2) You can also run the forestplot command. The forestplot command may be preferred (although requires more work to code) because you can add a table of text onto the plot to display numerical data as well as graphical:
PRP <- read.table("C:/Users/Catherine Yu/Documents/PH 251D/PRP.txt", as.is = TRUE,
header = TRUE)
d <- meta.summaries(MeanDiff, SE, names = Study, method = c("fixed"), data = PRP)
tabletext <- cbind(c("", "Study", PRP$Study, NA, "Summary"), c("95%", "Lower",
PRP$LL, NA, NA), c("C.I.", "Upper", PRP$UL, NA, NA), c("", "Mean Diff",
PRP$MeanDiff, NA, round(d$summary, 2)))
m <- c(NA, NA, PRP$MeanDiff, NA, d$summary)
l <- c(NA, NA, PRP$LL, NA, d$summary - d$se.summary * 1.96)
u <- c(NA, NA, PRP$UL, NA, d$summary + d$se.summary * 1.96)
forestplot(tabletext, m, l, u, zero = 0, is.summary = c(TRUE, TRUE, rep(FALSE,
8), TRUE), boxsize = 0.5)
title(xlab = "Mean Difference", main = "Use of PRP to treat Tendonopathies")
First you must stitch together the columns with cbind. That's what I did, and I saved it under 'tabletext'. You can enter in names(d) to find variables are named which was very helpful in writing the forestplot codes. I defined m (mean), l (lower bound of confidence interval) and u (upper bound of confidence interval) so that the forestplot command knows what to graph. Alternative to what I have, you can also define l and u like the following:
l <- m - c(NA, NA, d$stderrs, NA, d$se.summary) * 1.96
u <- m + c(NA, NA, d$stderrs, NA, d$se.summary) * 1.96
If you look at it, it looks like a regular confidence interval equation: point estimate +/- 1.96*SE. If you think about the code this way, it will be easier to know how to define it.

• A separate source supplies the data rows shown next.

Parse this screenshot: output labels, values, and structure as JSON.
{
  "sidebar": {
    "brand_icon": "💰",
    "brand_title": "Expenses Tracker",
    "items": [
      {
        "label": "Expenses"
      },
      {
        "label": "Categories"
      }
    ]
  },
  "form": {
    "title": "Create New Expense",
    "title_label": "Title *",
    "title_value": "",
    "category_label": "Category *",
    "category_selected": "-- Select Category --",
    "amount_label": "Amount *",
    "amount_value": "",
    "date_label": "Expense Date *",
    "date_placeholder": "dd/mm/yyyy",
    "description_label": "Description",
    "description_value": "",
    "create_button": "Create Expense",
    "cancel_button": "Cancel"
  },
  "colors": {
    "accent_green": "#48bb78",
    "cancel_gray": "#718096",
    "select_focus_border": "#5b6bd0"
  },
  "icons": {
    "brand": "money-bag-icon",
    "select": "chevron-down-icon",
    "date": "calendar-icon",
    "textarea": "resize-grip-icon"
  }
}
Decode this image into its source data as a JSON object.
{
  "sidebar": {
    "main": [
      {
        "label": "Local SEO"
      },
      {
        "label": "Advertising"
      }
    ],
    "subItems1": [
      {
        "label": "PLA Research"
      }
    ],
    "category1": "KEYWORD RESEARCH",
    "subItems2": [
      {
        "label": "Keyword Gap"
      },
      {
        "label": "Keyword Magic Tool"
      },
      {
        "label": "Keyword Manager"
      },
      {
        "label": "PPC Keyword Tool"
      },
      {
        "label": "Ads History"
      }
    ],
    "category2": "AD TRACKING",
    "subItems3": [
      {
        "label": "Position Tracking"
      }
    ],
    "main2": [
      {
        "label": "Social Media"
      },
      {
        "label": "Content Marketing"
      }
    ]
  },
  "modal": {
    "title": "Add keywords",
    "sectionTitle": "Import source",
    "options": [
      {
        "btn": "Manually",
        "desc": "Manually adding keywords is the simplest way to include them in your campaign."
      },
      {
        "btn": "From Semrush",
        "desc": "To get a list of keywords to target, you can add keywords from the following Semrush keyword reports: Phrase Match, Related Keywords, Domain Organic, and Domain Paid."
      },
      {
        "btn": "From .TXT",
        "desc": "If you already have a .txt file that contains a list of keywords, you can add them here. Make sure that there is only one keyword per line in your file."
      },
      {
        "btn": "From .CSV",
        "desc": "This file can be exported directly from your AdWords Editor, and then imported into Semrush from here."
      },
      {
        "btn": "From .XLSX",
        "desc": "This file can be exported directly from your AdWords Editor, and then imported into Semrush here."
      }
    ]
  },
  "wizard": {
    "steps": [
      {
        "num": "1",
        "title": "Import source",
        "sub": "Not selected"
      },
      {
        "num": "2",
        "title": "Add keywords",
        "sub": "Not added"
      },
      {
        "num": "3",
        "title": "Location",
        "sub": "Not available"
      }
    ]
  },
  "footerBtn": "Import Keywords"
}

Some other useful notes on the forest plot: is.summary bolds the column titles and summary line. TRUE means bold boxsize changes the size of the effect measure squares.
*Discussion: The two methods I talked about in this paper to make a Forest Plot using RMeta package are what I have found to be very helpful for my meta-analysis. The instructions herein are simple and more arguments can be added to make the plots more complex and sophisticated. I think making Forest Plots in R is both complicated and flexible. Although making Forest Plots in Stata is very easy, Stata does not allow much flexibility on plot customization, which R allows. The possibilities of what a Forest Plot can include is endless with RMeta.